L’annonce récente de droits de douane de 15 % sur les importations européennes aux États-Unis, bien que moindre que la menace initiale de 30 % de Donald Trump, est accueillie avec inquiétude en Irlande. Neale Richmond, ministre d’État aux Affaires étrangères à Dublin, a exprimé la prudence de l’île d’Émeraude face à cet accord commercial. Neuvième économie européenne, l’Irlande est surnommée le « 51e État américain » en raison de sa forte dépendance économique envers les États-Unis.
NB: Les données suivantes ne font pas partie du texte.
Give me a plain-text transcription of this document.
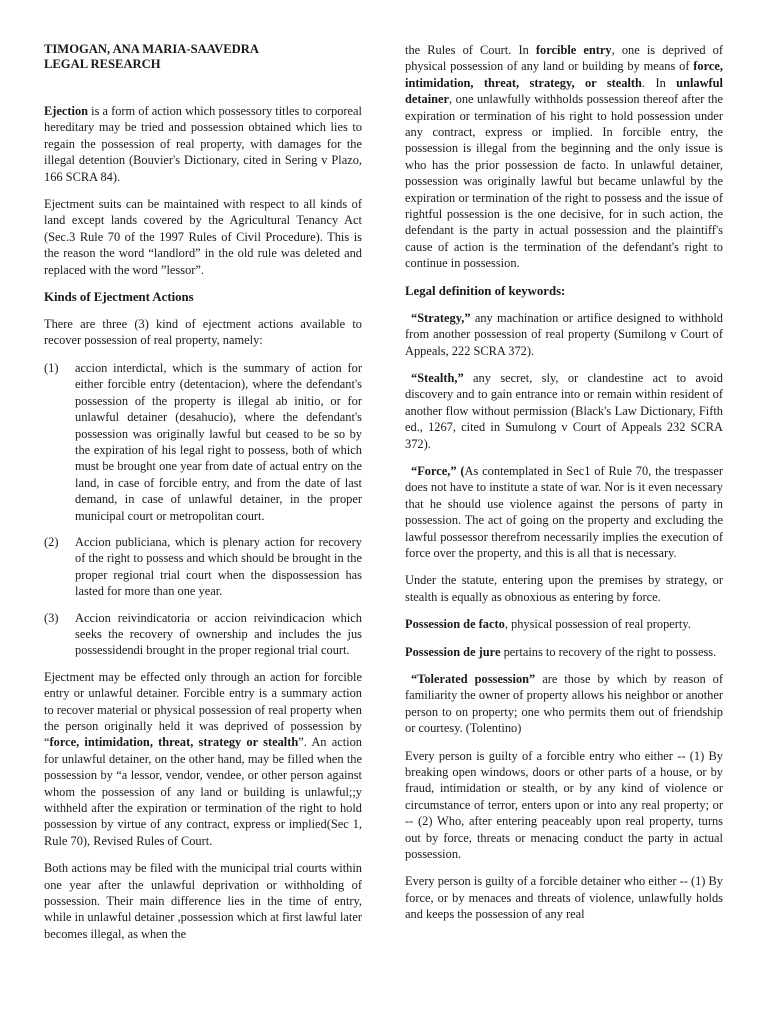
TIMOGAN, ANA MARIA-SAAVEDRA
LEGAL RESEARCH

Ejection is a form of action which possessory titles to corporeal hereditary may be tried and possession obtained which lies to regain the possession of real property, with damages for the illegal detention (Bouvier's Dictionary, cited in Sering v Plazo, 166 SCRA 84).

Ejectment suits can be maintained with respect to all kinds of land except lands covered by the Agricultural Tenancy Act (Sec.3 Rule 70 of the 1997 Rules of Civil Procedure). This is the reason the word “landlord” in the old rule was deleted and replaced with the word ”lessor”.

Kinds of Ejectment Actions

There are three (3) kind of ejectment actions available to recover possession of real property, namely:

(1) accion interdictal, which is the summary of action for either forcible entry (detentacion), where the defendant's possession of the property is illegal ab initio, or for unlawful detainer (desahucio), where the defendant's possession was originally lawful but ceased to be so by the expiration of his legal right to possess, both of which must be brought one year from date of actual entry on the land, in case of forcible entry, and from the date of last demand, in case of unlawful detainer, in the proper municipal court or metropolitan court.
(2) Accion publiciana, which is plenary action for recovery of the right to possess and which should be brought in the proper regional trial court when the dispossession has lasted for more than one year.
(3) Accion reivindicatoria or accion reivindicacion which seeks the recovery of ownership and includes the jus possessidendi brought in the proper regional trial court.

Ejectment may be effected only through an action for forcible entry or unlawful detainer. Forcible entry is a summary action to recover material or physical possession of real property when the person originally held it was deprived of possession by “force, intimidation, threat, strategy or stealth”. An action for unlawful detainer, on the other hand, may be filled when the possession by “a lessor, vendor, vendee, or other person against whom the possession of any land or building is unlawful;;y withheld after the expiration or termination of the right to hold possession by virtue of any contract, express or implied(Sec 1, Rule 70), Revised Rules of Court.

Both actions may be filed with the municipal trial courts within one year after the unlawful deprivation or withholding of possession. Their main difference lies in the time of entry, while in unlawful detainer ,possession which at first lawful later becomes illegal, as when the

the Rules of Court. In forcible entry, one is deprived of physical possession of any land or building by means of force, intimidation, threat, strategy, or stealth. In unlawful detainer, one unlawfully withholds possession thereof after the expiration or termination of his right to hold possession under any contract, express or implied. In forcible entry, the possession is illegal from the beginning and the only issue is who has the prior possession de facto. In unlawful detainer, possession was originally lawful but became unlawful by the expiration or termination of the right to possess and the issue of rightful possession is the one decisive, for in such action, the defendant is the party in actual possession and the plaintiff's cause of action is the termination of the defendant's right to continue in possession.

Legal definition of keywords:

“Strategy,” any machination or artifice designed to withhold from another possession of real property (Sumilong v Court of Appeals, 222 SCRA 372).

“Stealth,” any secret, sly, or clandestine act to avoid discovery and to gain entrance into or remain within resident of another flow without permission (Black's Law Dictionary, Fifth ed., 1267, cited in Sumulong v Court of Appeals 232 SCRA 372).

“Force,” (As contemplated in Sec1 of Rule 70, the trespasser does not have to institute a state of war. Nor is it even necessary that he should use violence against the persons of party in possession. The act of going on the property and excluding the lawful possessor therefrom necessarily implies the execution of force over the property, and this is all that is necessary.

Under the statute, entering upon the premises by strategy, or stealth is equally as obnoxious as entering by force.

Possession de facto, physical possession of real property.

Possession de jure pertains to recovery of the right to possess.

“Tolerated possession” are those by which by reason of familiarity the owner of property allows his neighbor or another person to on property; one who permits them out of friendship or courtesy. (Tolentino)

Every person is guilty of a forcible entry who either -- (1) By breaking open windows, doors or other parts of a house, or by fraud, intimidation or stealth, or by any kind of violence or circumstance of terror, enters upon or into any real property; or -- (2) Who, after entering peaceably upon real property, turns out by force, threats or menacing conduct the party in actual possession.

Every person is guilty of a forcible detainer who either -- (1) By force, or by menaces and threats of violence, unlawfully holds and keeps the possession of any real
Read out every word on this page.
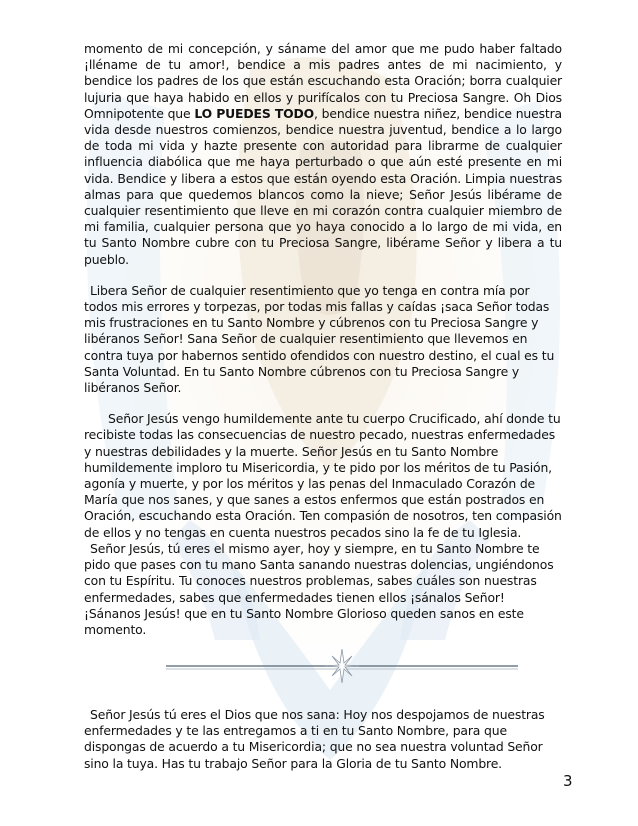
momento de mi concepción, y sáname del amor que me pudo haber faltado ¡lléname de tu amor!, bendice a mis padres antes de mi nacimiento, y bendice los padres de los que están escuchando esta Oración; borra cualquier lujuria que haya habido en ellos y purifícalos con tu Preciosa Sangre. Oh Dios Omnipotente que LO PUEDES TODO, bendice nuestra niñez, bendice nuestra vida desde nuestros comienzos, bendice nuestra juventud, bendice a lo largo de toda mi vida y hazte presente con autoridad para librarme de cualquier influencia diabólica que me haya perturbado o que aún esté presente en mi vida. Bendice y libera a estos que están oyendo esta Oración. Limpia nuestras almas para que quedemos blancos como la nieve; Señor Jesús libérame de cualquier resentimiento que lleve en mi corazón contra cualquier miembro de mi familia, cualquier persona que yo haya conocido a lo largo de mi vida, en tu Santo Nombre cubre con tu Preciosa Sangre, libérame Señor y libera a tu pueblo.

Libera Señor de cualquier resentimiento que yo tenga en contra mía por todos mis errores y torpezas, por todas mis fallas y caídas ¡saca Señor todas mis frustraciones en tu Santo Nombre y cúbrenos con tu Preciosa Sangre y libéranos Señor! Sana Señor de cualquier resentimiento que llevemos en contra tuya por habernos sentido ofendidos con nuestro destino, el cual es tu Santa Voluntad. En tu Santo Nombre cúbrenos con tu Preciosa Sangre y libéranos Señor.

Señor Jesús vengo humildemente ante tu cuerpo Crucificado, ahí donde tu recibiste todas las consecuencias de nuestro pecado, nuestras enfermedades y nuestras debilidades y la muerte. Señor Jesús en tu Santo Nombre humildemente imploro tu Misericordia, y te pido por los méritos de tu Pasión, agonía y muerte, y por los méritos y las penas del Inmaculado Corazón de María que nos sanes, y que sanes a estos enfermos que están postrados en Oración, escuchando esta Oración. Ten compasión de nosotros, ten compasión de ellos y no tengas en cuenta nuestros pecados sino la fe de tu Iglesia.

Señor Jesús, tú eres el mismo ayer, hoy y siempre, en tu Santo Nombre te pido que pases con tu mano Santa sanando nuestras dolencias, ungiéndonos con tu Espíritu. Tu conoces nuestros problemas, sabes cuáles son nuestras enfermedades, sabes que enfermedades tienen ellos ¡sánalos Señor! ¡Sánanos Jesús! que en tu Santo Nombre Glorioso queden sanos en este momento.

Señor Jesús tú eres el Dios que nos sana: Hoy nos despojamos de nuestras enfermedades y te las entregamos a ti en tu Santo Nombre, para que dispongas de acuerdo a tu Misericordia; que no sea nuestra voluntad Señor sino la tuya. Has tu trabajo Señor para la Gloria de tu Santo Nombre.

3
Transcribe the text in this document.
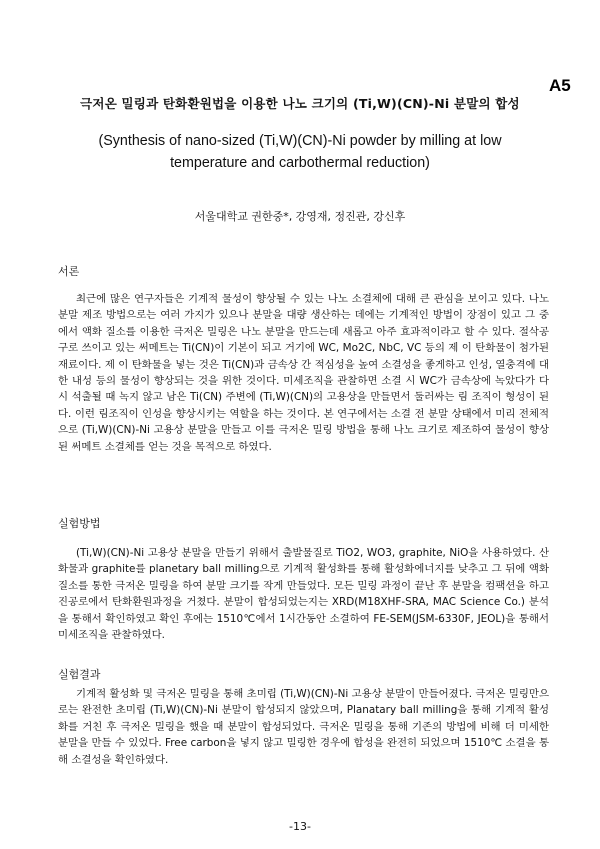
A5
극저온 밀링과 탄화환원법을 이용한 나노 크기의 (Ti,W)(CN)-Ni 분말의 합성
(Synthesis of nano-sized (Ti,W)(CN)-Ni powder by milling at low
temperature and carbothermal reduction)
서울대학교 권한중*, 강영재, 정진관, 강신후
서론

최근에 많은 연구자들은 기계적 물성이 향상될 수 있는 나노 소결체에 대해 큰 관심을 보이고 있다. 나노 분말 제조 방법으로는 여러 가지가 있으나 분말을 대량 생산하는 데에는 기계적인 방법이 장점이 있고 그 중에서 액화 질소를 이용한 극저온 밀링은 나노 분말을 만드는데 새롭고 아주 효과적이라고 할 수 있다. 절삭공구로 쓰이고 있는 써메트는 Ti(CN)이 기본이 되고 거기에 WC, Mo2C, NbC, VC 등의 제 이 탄화물이 첨가된 재료이다. 제 이 탄화물을 넣는 것은 Ti(CN)과 금속상 간 적심성을 높여 소결성을 좋게하고 인성, 열충격에 대한 내성 등의 물성이 향상되는 것을 위한 것이다. 미세조직을 관찰하면 소결 시 WC가 금속상에 녹았다가 다시 석출될 때 녹지 않고 남은 Ti(CN) 주변에 (Ti,W)(CN)의 고용상을 만들면서 둘러싸는 림 조직이 형성이 된다. 이런 림조직이 인성을 향상시키는 역할을 하는 것이다. 본 연구에서는 소결 전 분말 상태에서 미리 전체적으로 (Ti,W)(CN)-Ni 고용상 분말을 만들고 이를 극저온 밀링 방법을 통해 나노 크기로 제조하여 물성이 향상된 써메트 소결체를 얻는 것을 목적으로 하였다.

실험방법

(Ti,W)(CN)-Ni 고용상 분말을 만들기 위해서 출발물질로 TiO2, WO3, graphite, NiO을 사용하였다. 산화물과 graphite를 planetary ball milling으로 기계적 활성화를 통해 활성화에너지를 낮추고 그 뒤에 액화질소를 통한 극저온 밀링을 하여 분말 크기를 작게 만들었다. 모든 밀링 과정이 끝난 후 분말을 컴팩션을 하고 진공로에서 탄화환원과정을 거쳤다. 분말이 합성되었는지는 XRD(M18XHF-SRA, MAC Science Co.) 분석을 통해서 확인하였고 확인 후에는 1510℃에서 1시간동안 소결하여 FE-SEM(JSM-6330F, JEOL)을 통해서 미세조직을 관찰하였다.

실험결과

기계적 활성화 및 극저온 밀링을 통해 초미립 (Ti,W)(CN)-Ni 고용상 분말이 만들어졌다. 극저온 밀링만으로는 완전한 초미립 (Ti,W)(CN)-Ni 분말이 합성되지 않았으며, Planatary ball milling을 통해 기계적 활성화를 거친 후 극저온 밀링을 했을 때 분말이 합성되었다. 극저온 밀링을 통해 기존의 방법에 비해 더 미세한 분말을 만들 수 있었다. Free carbon을 넣지 않고 밀링한 경우에 합성을 완전히 되었으며 1510℃ 소결을 통해 소결성을 확인하였다.

-13-
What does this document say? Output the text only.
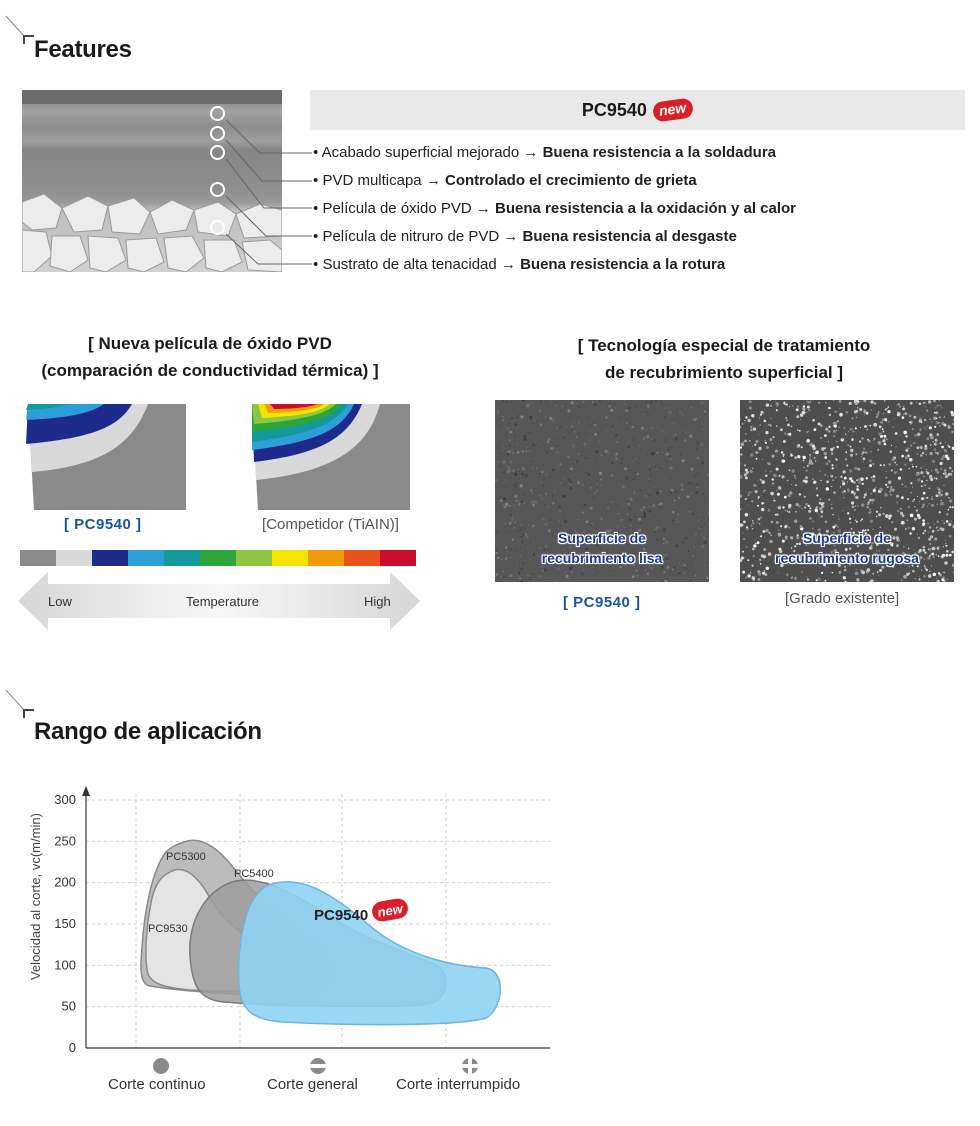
Features
PC9540 new
• Acabado superficial mejorado → Buena resistencia a la soldadura
• PVD multicapa → Controlado el crecimiento de grieta
• Película de óxido PVD → Buena resistencia a la oxidación y al calor
• Película de nitruro de PVD → Buena resistencia al desgaste
• Sustrato de alta tenacidad → Buena resistencia a la rotura
[ Nueva película de óxido PVD
(comparación de conductividad térmica) ]
[ PC9540 ]	[Competidor (TiAIN)]
Low	Temperature	High
[ Tecnología especial de tratamiento
de recubrimiento superficial ]
Superficie de
recubrimiento lisa
Superficie de
recubrimiento rugosa
[ PC9540 ]	[Grado existente]
Rango de aplicación
300
250
200
150
100
50
0
Velocidad al corte, vc(m/min)	PC5300
PC9530
PC5400
PC9540 new
Corte continuo	Corte general	Corte interrumpido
L’Irlande est le pays de l’UE le plus dépendant du marché américain. En 2024, ses exportations vers les États-Unis ont atteint un montant record de 72 milliards d’euros, représentant plus de la moitié de ses ventes hors UE, un taux inégalé dans l’Union. Parallèlement, ses importations depuis les États-Unis ont légèrement diminué à 21 milliards, créant un excédent commercial historique de 50 milliards d’euros, le deuxième plus élevé de l’UE après l’Allemagne. Cette dynamique s’est intensifiée au premier trimestre 2025, avec une augmentation de 63,6 % des exportations irlandaises à 88,4 milliards, dont 68 % ont été absorbées par les États-Unis.
Le secteur pharmaceutique est le principal moteur de cette performance. En 2024, les exportations de médicaments et produits pharmaceutiques ont bondi de 29 %, atteignant près de 100 milliards d’euros, soit près de la moitié des ventes irlandaises à l’étranger. Ce succès est largement dû à la présence de « big pharma » américaines comme Pfizer et Johnson & Johnson, qui produisent massivement en Irlande avant de réexpédier leurs produits aux États-Unis. Eli Lilly fabrique notamment son traitement contre l’obésité, le Zepbound, à Cork. En mars 2025, les exportations de produits chimiques et pharmaceutiques vers les États-Unis ont explosé de 536 %, s’élevant à 23,9 milliards d’euros, en prévision des droits de douane américains.
La fiscalité avantageuse de l’Irlande est une clé de son succès. L’impôt sur les sociétés y est de 12,5 % et 15 % pour les grandes entreprises, contre 21 % aux États-Unis. De plus, l’Irlande offre un accès privilégié au marché européen, attirant ainsi les géants américains de la tech, puisque 8 des 10 plus grandes entreprises mondiales de la tech, dont Google, Facebook, Apple et Microsoft, y ont leur siège européen. Ces entreprises représentent une source de revenus fiscale considérable pour Dublin, totalisant 108 milliards d’euros en 2024, soit plus de 20 % du PIB irlandais. Cependant, cette dépendance expose l’Irlande aux politiques protectionnistes américaines, qui pourraient menacer ce modèle économique.